REPUBLIKA.CO.ID Oleh: Bambang Setiaji, Rektor Universitas Muhammadiyah Kalimantan Timur
Struktur ekonomi kita sangat terkonsentrasi, misalnya penggunaan tanah untuk komoditas versus pertanian sebagai kebutuhan sejati rakyat. Sejumlah korporat menguasai 70 sampai 80 persen tanah untuk ditanami komoditas yang merupakan bisnis pemodal. Tanah untuk pertanian tidak mencukupi dan kebutuhan rakyat harus diimpor, seperti beras, gula, kedelai, daging, dan bumbu.
Keadaan ini mirip dengan kebijakan kultur stelsel, ketika VOC mengutamakan komoditas perdagangannya daripada kebutuhan rakyat. Tetapi, kultur stelsel tidak separah sekarang, karena luas tanah tidak berubah.
VOC pada waktu itu hanya minta beberapa persen tanah untuk ditanami komoditas perdagangannya. Bila ke depan terjadi krisis energi, minyak nabati akan dikonversi menjadi bahan bakar. Ini dapat berubah menjadi konflik antara kebutuhan pangan rakyat versus kebutuhan bahan bakar.
Struktur ekonomi terkonsentrasi memiliki efek domino terhadap ketenagakerjaan. Kosentrasi meringkas jutaan lowongan pekerjaan berbagai level jika lisensi penggunaan tanah dipecah-pecah menjadi ribuan pengusaha menengah yang kuat.
Pengusaha menengah yang kuat ini bisa dihasilkan dari generasi muda yang sekarang memiliki tingkat pendidikan lebih baik. Misalnya, ribuan lulusan IPB dan fakultas pertanian, perkebunan, kehutanan, perikanan yang berbasis tanah dari berbagai universitas terkemuka.
Sesuai semangat UUD 45 khususnya Pasal 33, negara wajib membentuk struktur ekonomi yang lebih egaliter, merata, misalnya denga memperbanyak dan memperkuat kelompok usaha menengah. Itu bisa terjadi jika sistem permodalan tidak berbasis perbankan yang tidak mungkin membiayai usaha baru, tetapi menghidupkan kembali sistem bagi hasil antara negara yang memiliki tanah dan alat alat utama, khususnya alat berat, dengan para sekumpulan sarjana-ahli penggarap.

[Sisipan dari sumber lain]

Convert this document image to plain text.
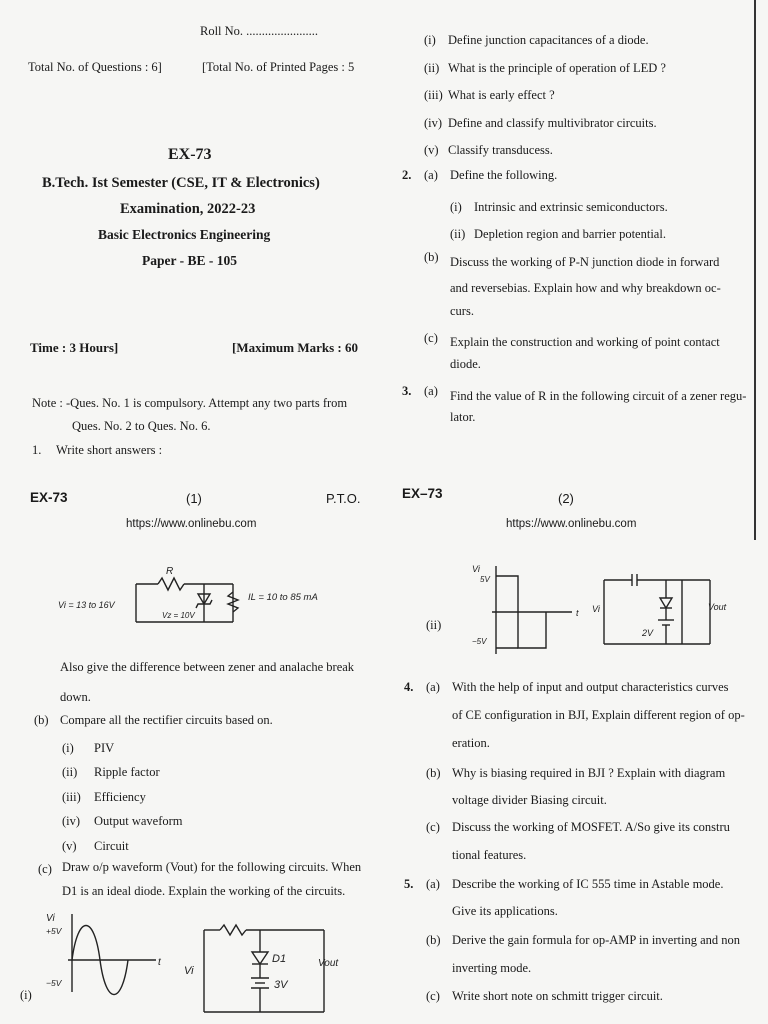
Roll No. .......................
Total No. of Questions : 6]	[Total No. of Printed Pages : 5
EX-73
B.Tech. Ist Semester (CSE, IT & Electronics)
Examination, 2022-23
Basic Electronics Engineering
Paper - BE - 105
Time : 3 Hours]	[Maximum Marks : 60
Note : -Ques. No. 1 is compulsory. Attempt any two parts from
Ques. No. 2 to Ques. No. 6.
1. Write short answers :
EX-73	(1)	P.T.O.
https://www.onlinebu.com
(i) Define junction capacitances of a diode.
(ii) What is the principle of operation of LED ?
(iii) What is early effect ?
(iv) Define and classify multivibrator circuits.
(v) Classify transducess.
2. (a) Define the following.
(i) Intrinsic and extrinsic semiconductors.
(ii) Depletion region and barrier potential.
(b) Discuss the working of P-N junction diode in forward
and reversebias. Explain how and why breakdown oc-
curs.
(c) Explain the construction and working of point contact
diode.
3. (a) Find the value of R in the following circuit of a zener regu-
lator.
EX–73	(2)
https://www.onlinebu.com
Vi = 13 to 16V
R
Vz = 10V
IL = 10 to 85 mA
Also give the difference between zener and analache break
down.
(b) Compare all the rectifier circuits based on.
(i) PIV
(ii) Ripple factor
(iii) Efficiency
(iv) Output waveform
(v) Circuit
(c) Draw o/p waveform (Vout) for the following circuits. When
D1 is an ideal diode. Explain the working of the circuits.
Vi
+5V
−5V
t
(i)
Vi
D1
3V
Vout
Vi
5V
−5V
t
(ii)
Vi
2V
Vout
4. (a) With the help of input and output characteristics curves
of CE configuration in BJI, Explain different region of op-
eration.
(b) Why is biasing required in BJI ? Explain with diagram
voltage divider Biasing circuit.
(c) Discuss the working of MOSFET. A/So give its constru
tional features.
5. (a) Describe the working of IC 555 time in Astable mode.
Give its applications.
(b) Derive the gain formula for op-AMP in inverting and non
inverting mode.
(c) Write short note on schmitt trigger circuit.
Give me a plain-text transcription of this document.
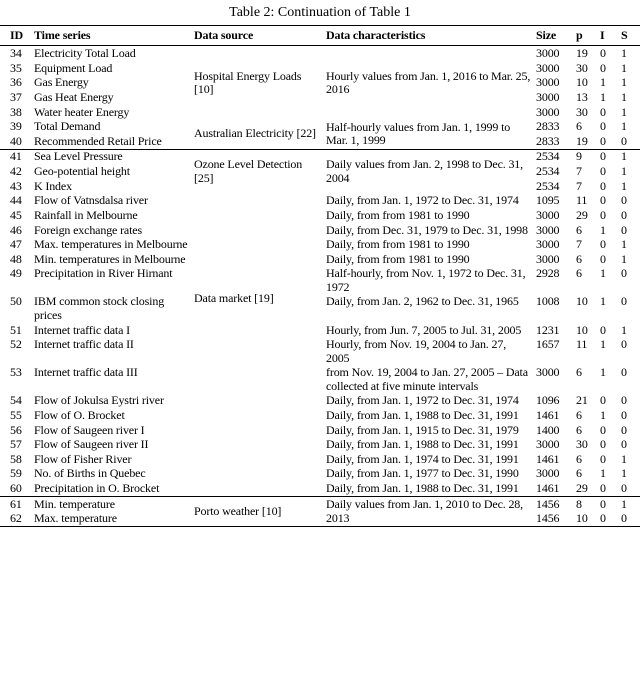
Table 2: Continuation of Table 1
ID	Time series	Data source	Data characteristics	Size	p	I	S
34	Electricity Total Load	Hospital Energy Loads [10]	Hourly values from Jan. 1, 2016 to Mar. 25, 2016	3000	19	0	1
35	Equipment Load			3000	30	0	1
36	Gas Energy			3000	10	1	1
37	Gas Heat Energy			3000	13	1	1
38	Water heater Energy			3000	30	0	1
39	Total Demand	Australian Electricity [22]	Half-hourly values from Jan. 1, 1999 to Mar. 1, 1999	2833	6	0	1
40	Recommended Retail Price			2833	19	0	0
41	Sea Level Pressure	Ozone Level Detection [25]	Daily values from Jan. 2, 1998 to Dec. 31, 2004	2534	9	0	1
42	Geo-potential height			2534	7	0	1
43	K Index			2534	7	0	1
44	Flow of Vatnsdalsa river	Data market [19]	Daily, from Jan. 1, 1972 to Dec. 31, 1974	1095	11	0	0
45	Rainfall in Melbourne		Daily, from from 1981 to 1990	3000	29	0	0
46	Foreign exchange rates		Daily, from Dec. 31, 1979 to Dec. 31, 1998	3000	6	1	0
47	Max. temperatures in Melbourne		Daily, from from 1981 to 1990	3000	7	0	1
48	Min. temperatures in Melbourne		Daily, from from 1981 to 1990	3000	6	0	1
49	Precipitation in River Hirnant		Half-hourly, from Nov. 1, 1972 to Dec. 31, 1972	2928	6	1	0
50	IBM common stock closing prices		Daily, from Jan. 2, 1962 to Dec. 31, 1965	1008	10	1	0
51	Internet traffic data I		Hourly, from Jun. 7, 2005 to Jul. 31, 2005	1231	10	0	1
52	Internet traffic data II		Hourly, from Nov. 19, 2004 to Jan. 27, 2005	1657	11	1	0
53	Internet traffic data III		from Nov. 19, 2004 to Jan. 27, 2005 – Data collected at five minute intervals	3000	6	1	0
54	Flow of Jokulsa Eystri river		Daily, from Jan. 1, 1972 to Dec. 31, 1974	1096	21	0	0
55	Flow of O. Brocket		Daily, from Jan. 1, 1988 to Dec. 31, 1991	1461	6	1	0
56	Flow of Saugeen river I		Daily, from Jan. 1, 1915 to Dec. 31, 1979	1400	6	0	0
57	Flow of Saugeen river II		Daily, from Jan. 1, 1988 to Dec. 31, 1991	3000	30	0	0
58	Flow of Fisher River		Daily, from Jan. 1, 1974 to Dec. 31, 1991	1461	6	0	1
59	No. of Births in Quebec		Daily, from Jan. 1, 1977 to Dec. 31, 1990	3000	6	1	1
60	Precipitation in O. Brocket		Daily, from Jan. 1, 1988 to Dec. 31, 1991	1461	29	0	0
61	Min. temperature	Porto weather [10]	Daily values from Jan. 1, 2010 to Dec. 28, 2013	1456	8	0	1
62	Max. temperature			1456	10	0	0
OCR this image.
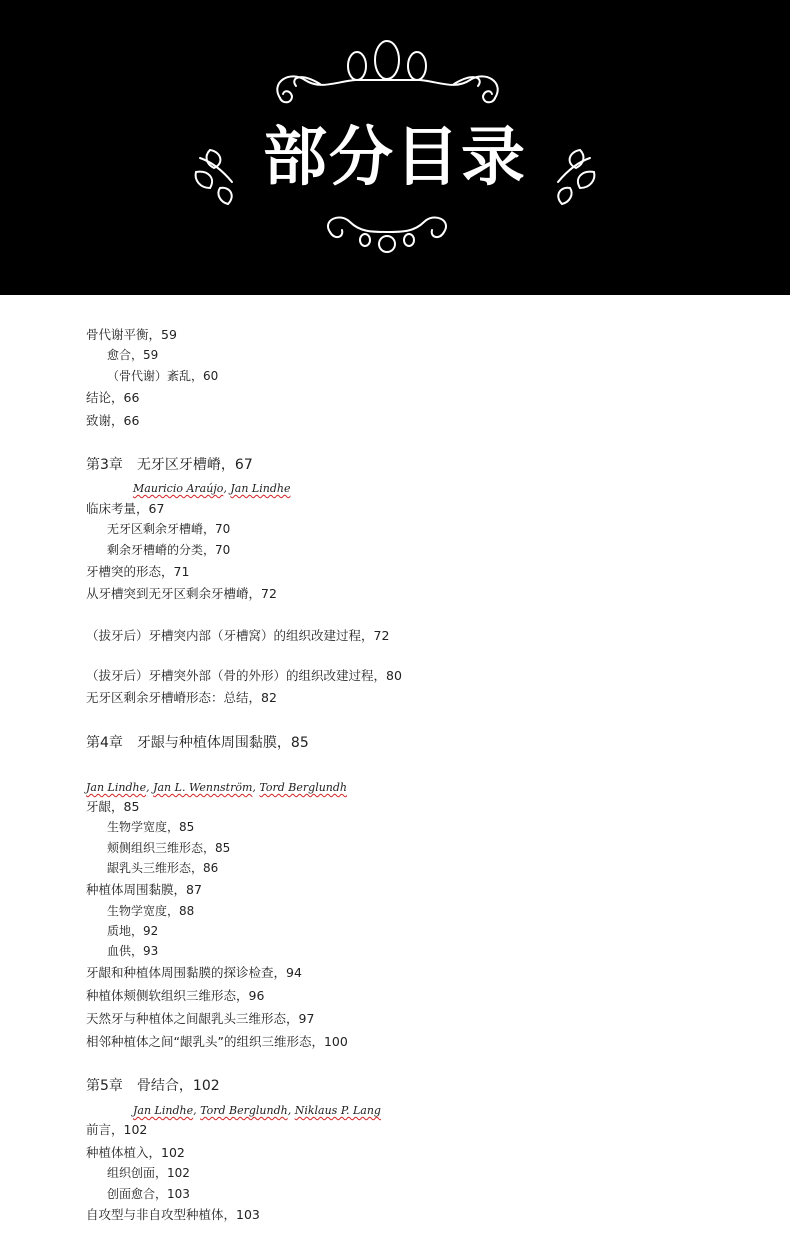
部分目录
骨代谢平衡，59
愈合，59
（骨代谢）紊乱，60
结论，66
致谢，66
第3章　无牙区牙槽嵴，67
临床考量，67
无牙区剩余牙槽嵴，70
剩余牙槽嵴的分类，70
牙槽突的形态，71
从牙槽突到无牙区剩余牙槽嵴，72
（拔牙后）牙槽突内部（牙槽窝）的组织改建过程，72
（拔牙后）牙槽突外部（骨的外形）的组织改建过程，80
无牙区剩余牙槽嵴形态：总结，82
第4章　牙龈与种植体周围黏膜，85
牙龈，85
生物学宽度，85
颊侧组织三维形态，85
龈乳头三维形态，86
种植体周围黏膜，87
生物学宽度，88
质地，92
血供，93
牙龈和种植体周围黏膜的探诊检查，94
种植体颊侧软组织三维形态，96
天然牙与种植体之间龈乳头三维形态，97
相邻种植体之间“龈乳头”的组织三维形态，100
第5章　骨结合，102
前言，102
种植体植入，102
组织创面，102
创面愈合，103
自攻型与非自攻型种植体，103
Mauricio Araújo, Jan Lindhe
Jan Lindhe, Jan L. Wennström, Tord Berglundh
Jan Lindhe, Tord Berglundh, Niklaus P. Lang
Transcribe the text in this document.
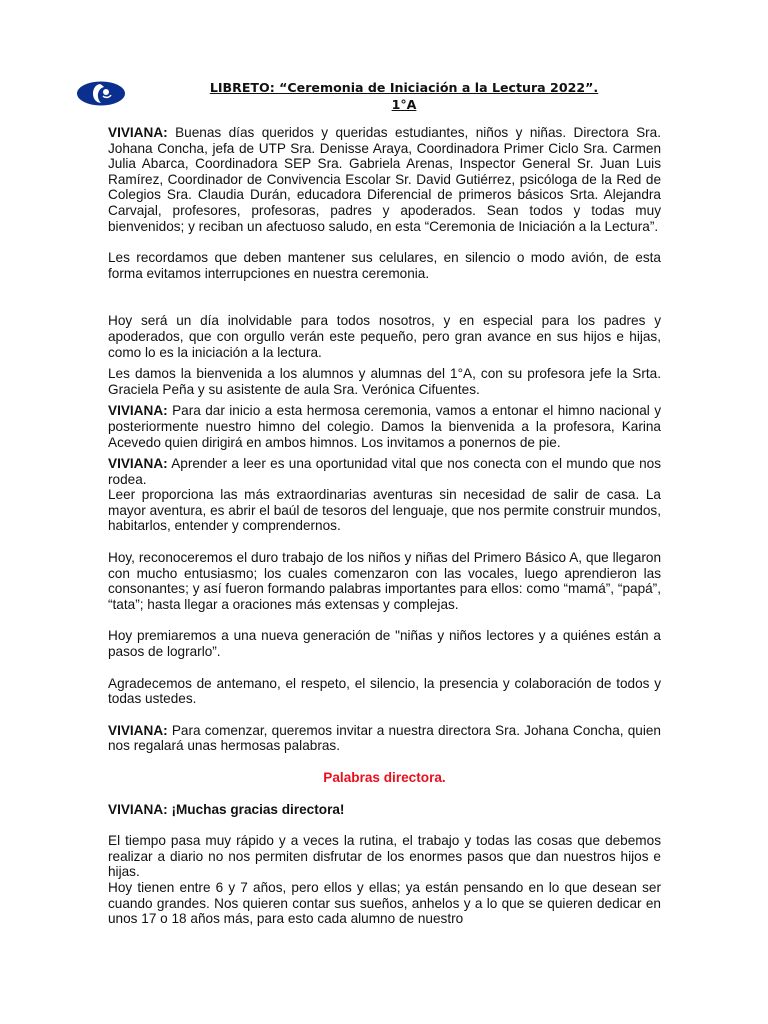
LIBRETO: “Ceremonia de Iniciación a la Lectura 2022”.
1°A

VIVIANA: Buenas días queridos y queridas estudiantes, niños y niñas. Directora Sra. Johana Concha, jefa de UTP Sra. Denisse Araya, Coordinadora Primer Ciclo Sra. Carmen Julia Abarca, Coordinadora SEP Sra. Gabriela Arenas, Inspector General Sr. Juan Luis Ramírez, Coordinador de Convivencia Escolar Sr. David Gutiérrez, psicóloga de la Red de Colegios Sra. Claudia Durán, educadora Diferencial de primeros básicos Srta. Alejandra Carvajal, profesores, profesoras, padres y apoderados. Sean todos y todas muy bienvenidos; y reciban un afectuoso saludo, en esta “Ceremonia de Iniciación a la Lectura”.

Les recordamos que deben mantener sus celulares, en silencio o modo avión, de esta forma evitamos interrupciones en nuestra ceremonia.

Hoy será un día inolvidable para todos nosotros, y en especial para los padres y apoderados, que con orgullo verán este pequeño, pero gran avance en sus hijos e hijas, como lo es la iniciación a la lectura.

Les damos la bienvenida a los alumnos y alumnas del 1°A, con su profesora jefe la Srta. Graciela Peña y su asistente de aula Sra. Verónica Cifuentes.

VIVIANA: Para dar inicio a esta hermosa ceremonia, vamos a entonar el himno nacional y posteriormente nuestro himno del colegio. Damos la bienvenida a la profesora, Karina Acevedo quien dirigirá en ambos himnos. Los invitamos a ponernos de pie.

VIVIANA: Aprender a leer es una oportunidad vital que nos conecta con el mundo que nos rodea.

Leer proporciona las más extraordinarias aventuras sin necesidad de salir de casa. La mayor aventura, es abrir el baúl de tesoros del lenguaje, que nos permite construir mundos, habitarlos, entender y comprendernos.

Hoy, reconoceremos el duro trabajo de los niños y niñas del Primero Básico A, que llegaron con mucho entusiasmo; los cuales comenzaron con las vocales, luego aprendieron las consonantes; y así fueron formando palabras importantes para ellos: como “mamá”, “papá”, “tata”; hasta llegar a oraciones más extensas y complejas.

Hoy premiaremos a una nueva generación de "niñas y niños lectores y a quiénes están a pasos de lograrlo”.

Agradecemos de antemano, el respeto, el silencio, la presencia y colaboración de todos y todas ustedes.

VIVIANA: Para comenzar, queremos invitar a nuestra directora Sra. Johana Concha, quien nos regalará unas hermosas palabras.

Palabras directora.

VIVIANA: ¡Muchas gracias directora!

El tiempo pasa muy rápido y a veces la rutina, el trabajo y todas las cosas que debemos realizar a diario no nos permiten disfrutar de los enormes pasos que dan nuestros hijos e hijas.

Hoy tienen entre 6 y 7 años, pero ellos y ellas; ya están pensando en lo que desean ser cuando grandes. Nos quieren contar sus sueños, anhelos y a lo que se quieren dedicar en unos 17 o 18 años más, para esto cada alumno de nuestro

Sistem bagi hasil tanah tanah bengkok atau tanah desa sudah dikenal lama oleh masyarakat, tetapi kini dilupakan sebagai kekayaan bangsa. Hal di atas perlu dikaji kembali sebagai jawaban mengapa pascakemerdekaan, negara kita berubah menjadi pelayan kepentingan pemodal yang lebih parah dari kultur stelsel? Inilah PR terberat dalam restrukturisasi ekonomi sesuai konstitusi.
Akhir-akhir ini, banyak orang berbicara industri 4.0, khususnya industri kreatif berbasis informasi teknologi. Biasanya, perkembangan teknologi diperdebatkan imbasnya terhadap ketenagakerjaan.
Para ahli ekonomi tenaga kerja kelihatan kewalahan dengan perkembangan teknologi tanpa arahan negara. Sebuah perusahaan ojek daring dan layanan makanannya yang sering menjadi contoh secara cepat dan hampir tak ada saingan melayani seluruh Indonesia.
Aplikasi layanan makanan dari perusahaan ojek daring itu, meminta 20 persen dari penjualan warung-warung yang bergabung. Dengan lebih satu juta warung yang bergabung bisa ditaksir berapa arus kas yang masuk.
Laba penjual warung mungkin hanya 30 sampai 40 persen dan pemilik aplikasi memperoleh 20 persen dari hampir semua warung dan resto utama di Tanah Air. Fakta di atas menggambarkan, ke depan industri 4.0 menyebabkan struktur yang makin terkonsentrasi.
Kita menuju struktur ekonomi semut pekerja. Semut-semut tidak kenal lelah bekerja, hasilnya untuk disajikan kepada semut ratu. Warung, misalnya, tidak ada jalan lain kecuali bergabung dengan pemilik aplikasi.